MTN has been engaged in discussions with IHS regarding corporate governance matters since prior to its initial public offer (IPO) on the New York Stock Exchange in October 2021, with the group’s voting rights being capped at 20%.
“These discussions included the provisions of the shareholders’ agreement that was in place between IHS and its shareholders prior to the IPO; where an amended shareholders’ agreement was implemented post-IPO, with shareholders who are subject to post-IPO lock-in restrictions (shareholders’ agreement),” MTN said in an update to shareholders on Tuesday.
"The shareholders’ agreement, among other things, addressed the matter of MTN’s desire to be treated equally to other shareholders when it relates to aligning economic and voting rights, through a priority sale of the group’s proportion of shares that are non-voting.

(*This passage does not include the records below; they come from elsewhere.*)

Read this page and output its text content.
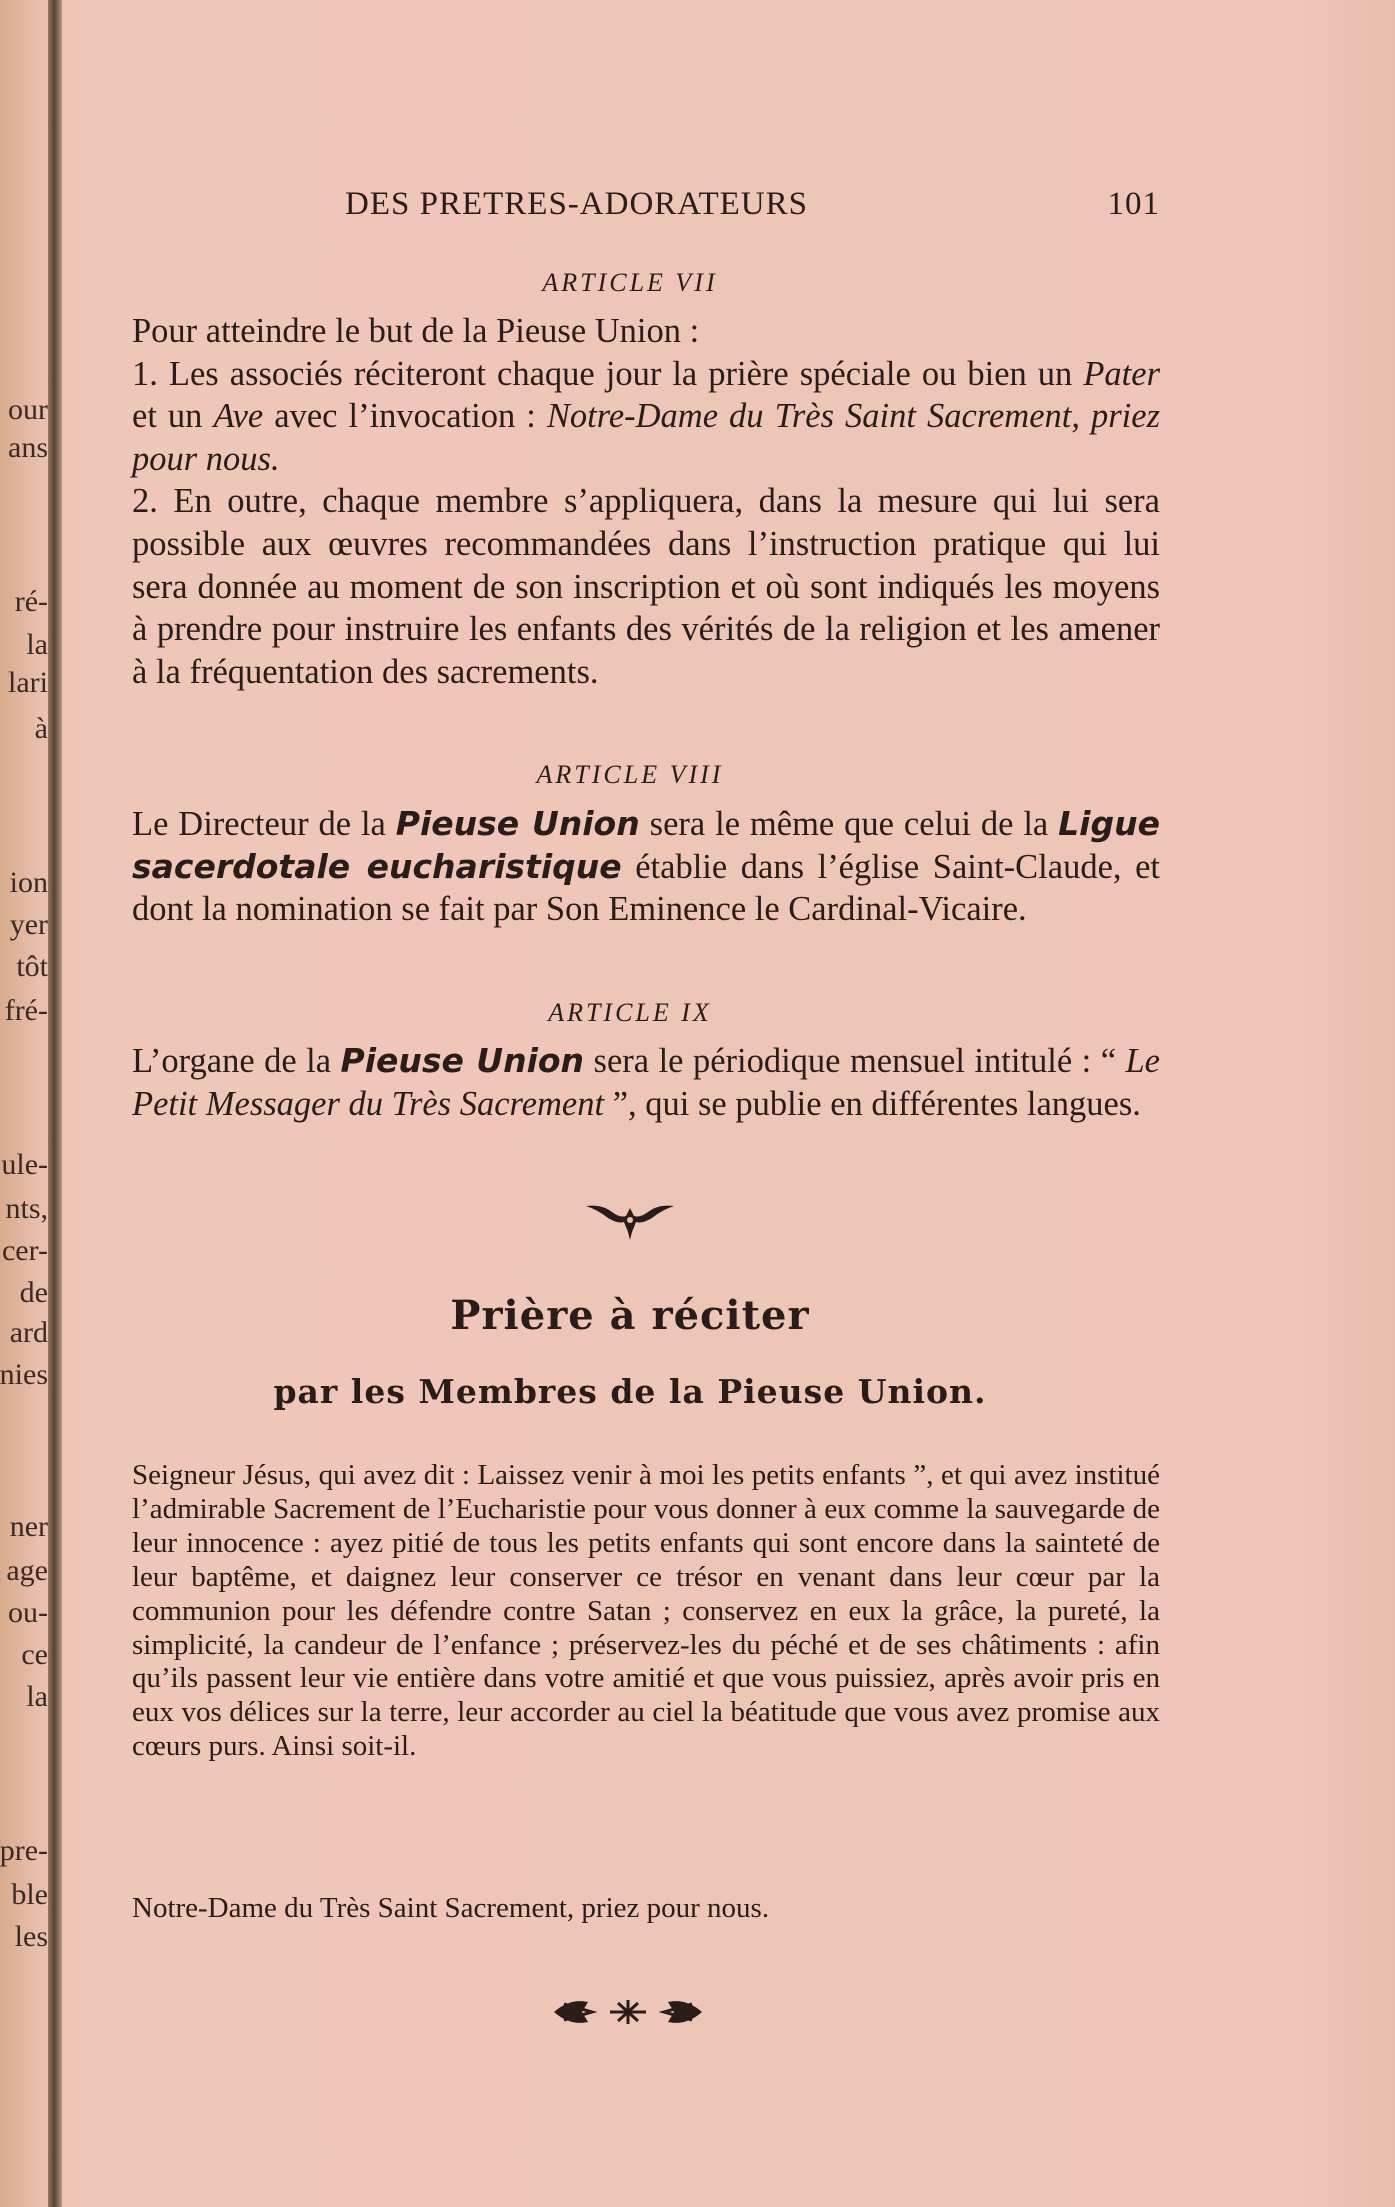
our
ans
ré-
la
lari
à
ion
yer
tôt
fré-
ule-
nts,
cer-
de
ard
nies
ner
age
ou-
ce
la
pre-
ble
les
DES PRETRES-ADORATEURS	101
ARTICLE VII

Pour atteindre le but de la Pieuse Union :

1. Les associés réciteront chaque jour la prière spéciale ou bien un Pater et un Ave avec l’invocation : Notre-Dame du Très Saint Sacrement, priez pour nous.

2. En outre, chaque membre s’appliquera, dans la mesure qui lui sera possible aux œuvres recommandées dans l’instruction pratique qui lui sera donnée au moment de son inscription et où sont indiqués les moyens à prendre pour instruire les enfants des vérités de la religion et les amener à la fréquentation des sacrements.

ARTICLE VIII

Le Directeur de la Pieuse Union sera le même que celui de la Ligue sacerdotale eucharistique établie dans l’église Saint-Claude, et dont la nomination se fait par Son Eminence le Cardinal-Vicaire.

ARTICLE IX

L’organe de la Pieuse Union sera le périodique mensuel intitulé : “ Le Petit Messager du Très Sacrement ”, qui se publie en différentes langues.

Prière à réciter
par les Membres de la Pieuse Union.

Seigneur Jésus, qui avez dit : Laissez venir à moi les petits enfants ”, et qui avez institué l’admirable Sacrement de l’Eucharistie pour vous donner à eux comme la sauvegarde de leur innocence : ayez pitié de tous les petits enfants qui sont encore dans la sainteté de leur baptême, et daignez leur conserver ce trésor en venant dans leur cœur par la communion pour les défendre contre Satan ; conservez en eux la grâce, la pureté, la simplicité, la candeur de l’enfance ; préservez-les du péché et de ses châtiments : afin qu’ils passent leur vie entière dans votre amitié et que vous puissiez, après avoir pris en eux vos délices sur la terre, leur accorder au ciel la béatitude que vous avez promise aux cœurs purs. Ainsi soit-il.

Notre-Dame du Très Saint Sacrement, priez pour nous.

"In view of IHS’ consistent share price underperformance since listing, MTN has not been able to dispose of the non-voting proportion of its shares and remains unable to vote all of its shares," MTN explained in the statement, noting that, in order to effect the aforementioned alignment of economic and voting rights, MTN submitted a governance proposal intended to protect important shareholder rights and to better align IHS’s corporate governance with other publicly traded companies.
Under the shareholders’ agreement and its articles, IHS was required to include the proposal on the agenda for the AGM, notify all other shareholders of the proposal and allow shareholders to vote on the proposal at the AGM.
However, MTN strongly believes that IHS has wilfully breached the shareholders’ agreement and articles by failing to notify its shareholders of the proposal and denying its shareholders the opportunity to vote on it at the AGM.
Beyond the call for an extraordinary general meeting to consider the proposal, and any other shareholder proposals relating to governance, MTN is currently evaluating all its options with the intention of fully enforcing the shareholders’ agreement and articles.